Yeah, that all happened.

That being said, I'd like to introduce you to our next endeavor.  My 15 year old is going to Europe. We are working on  funding that, since we are all about crowd sourcing so I'd like to invite you to check out her page.


We are not looking for hand outs (although they are gratefully accepted) we are looking to find ways in which she can earn this money.  Things like dog walking, baby sitting, baby walking, dog sitting, bathing any combination of dogs and/or babies, car cleaning, house sitting, or anything else in this vein. 

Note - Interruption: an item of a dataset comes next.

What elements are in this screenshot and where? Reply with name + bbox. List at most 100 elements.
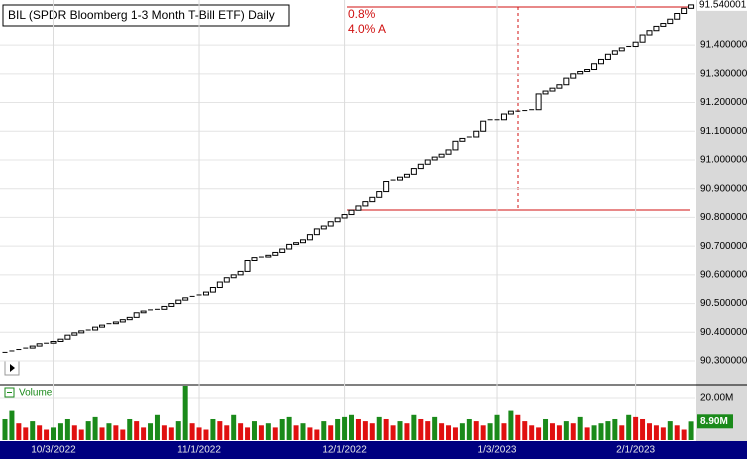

In addition, I am offering personal self defense classes at a discounted rate (if you didn't know I taught martial arts for about a decade) as well as group zombie defense classes (Z Fu, yes this is a real thing) and finally I will perform unsanctioned 1 man reenactments of movies I have seen way to many times.  Currently the menu consists of Ghostbusters, The Three Amigos, Big Trouble In Little China, Dances With Wolves, White Men Can't Jump, Grease, The Princess Bride, and Die Hard. You should be forewarned that these performances will be terrible.  Just terrible.  You are basically paying to watch me make an ass of myself.
If you are interested in any of these please email us at Levityandperspective@gmail.com.

That is all for now I hope your new year is starting off well and that you are keeping warm if you are in an area effected by the arctic death zone.